The entire population of Kashmir is locked up in their homes. The essentials, like milk, food, and medicine, have to be brought before six in the morning or late in the evening. At home, everyone looks at each, disconsolate. School children find it difficult to concentrate on their studies. Mummy says it is futile to cook delicacies for Eid.
Monday, August 12
Eid today, and it seems everything is burning. Eid is a festival of sacrifice, recalling the faith Abraham had in God, which made him sacrifice his son for Him. Normally, many families slaughter a ram on Eid, but very few did this year.
Early this morning, intense clashes broke out between young protesters and security forces. They fired thirteen tear gas canisters, enveloping the area. Helicopters and drones survey us all day long. It feels like a war zone.
It was impossible to celebrate Eid. So many restrictions, Ya Allah!
Tuesday, August 13
My father says Modi repealed Article 370 because he failed to create employment and was trying to distract people from the economic downturn India is facing.

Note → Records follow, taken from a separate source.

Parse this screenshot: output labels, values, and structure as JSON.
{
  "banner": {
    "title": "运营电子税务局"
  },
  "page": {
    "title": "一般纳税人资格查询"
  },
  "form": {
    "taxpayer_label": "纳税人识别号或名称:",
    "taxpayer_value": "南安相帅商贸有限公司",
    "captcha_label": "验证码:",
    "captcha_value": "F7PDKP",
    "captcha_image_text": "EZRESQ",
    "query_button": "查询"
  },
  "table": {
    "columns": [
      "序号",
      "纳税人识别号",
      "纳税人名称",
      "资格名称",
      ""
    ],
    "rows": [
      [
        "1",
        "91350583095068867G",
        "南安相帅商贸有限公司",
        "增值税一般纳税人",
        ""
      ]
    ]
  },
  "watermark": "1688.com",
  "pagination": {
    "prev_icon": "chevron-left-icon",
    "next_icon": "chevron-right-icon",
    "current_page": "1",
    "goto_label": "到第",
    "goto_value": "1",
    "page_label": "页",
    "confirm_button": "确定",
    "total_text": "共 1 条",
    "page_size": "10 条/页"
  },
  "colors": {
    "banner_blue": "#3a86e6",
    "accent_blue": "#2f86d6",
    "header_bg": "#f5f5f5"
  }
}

During afternoon prayers at the mosque, one of the boys I met said, “The power supply will be cut off beginning tomorrow. They had mercifully kept it intact just because they did not want the people to celebrate Eid in darkness . . . Now sitting back at home is pointless, we have to fight against the oppressors. Bring me the gun and I will show you how to do it.”
Thursday, August 15
It is Indian independence day today. And we are all locked up inside. More police have been stationed outside our home.
Someone said that landline phones would work. But not a single house in our area has a working telephone line. You can’t make a phone call or access the internet on a smartphone in all of Kashmir.
Two weeks have passed since the abrogation of Article 370, and people are wracked by mental trauma. Our neighbor, Fayaz, beats the drum all day and chants freedom songs. I feel like I am in the company of inmates and they are on the verge of breaking down.
Sunday, August 18
Last night, our neighbor Rosy’s son was taken by the police. I could hear her wailings from my room. Later, the police officer told her: “Forget that you have a son for at least a year.”
An old man in the neighborhood died of asphyxiation. The security forces had fired a pepper-gas shell into his room, and the smoke had choked his breath.
In the evenings, when the curfew relaxes, all the men in the area come out on the road to protest. There are discussions about everything under the sun: the war on terror, the Afghan war, the crisis in Yemen, Modi’s Hindutva ambitions. And the history of betrayals Kashmir has suffered from India.
Friday, August 23
I will have to go back to New Delhi.
Everything is lost. Now nothing but residue remains.
Well over a month has passed, and Kashmir is still cut off from the rest of the world.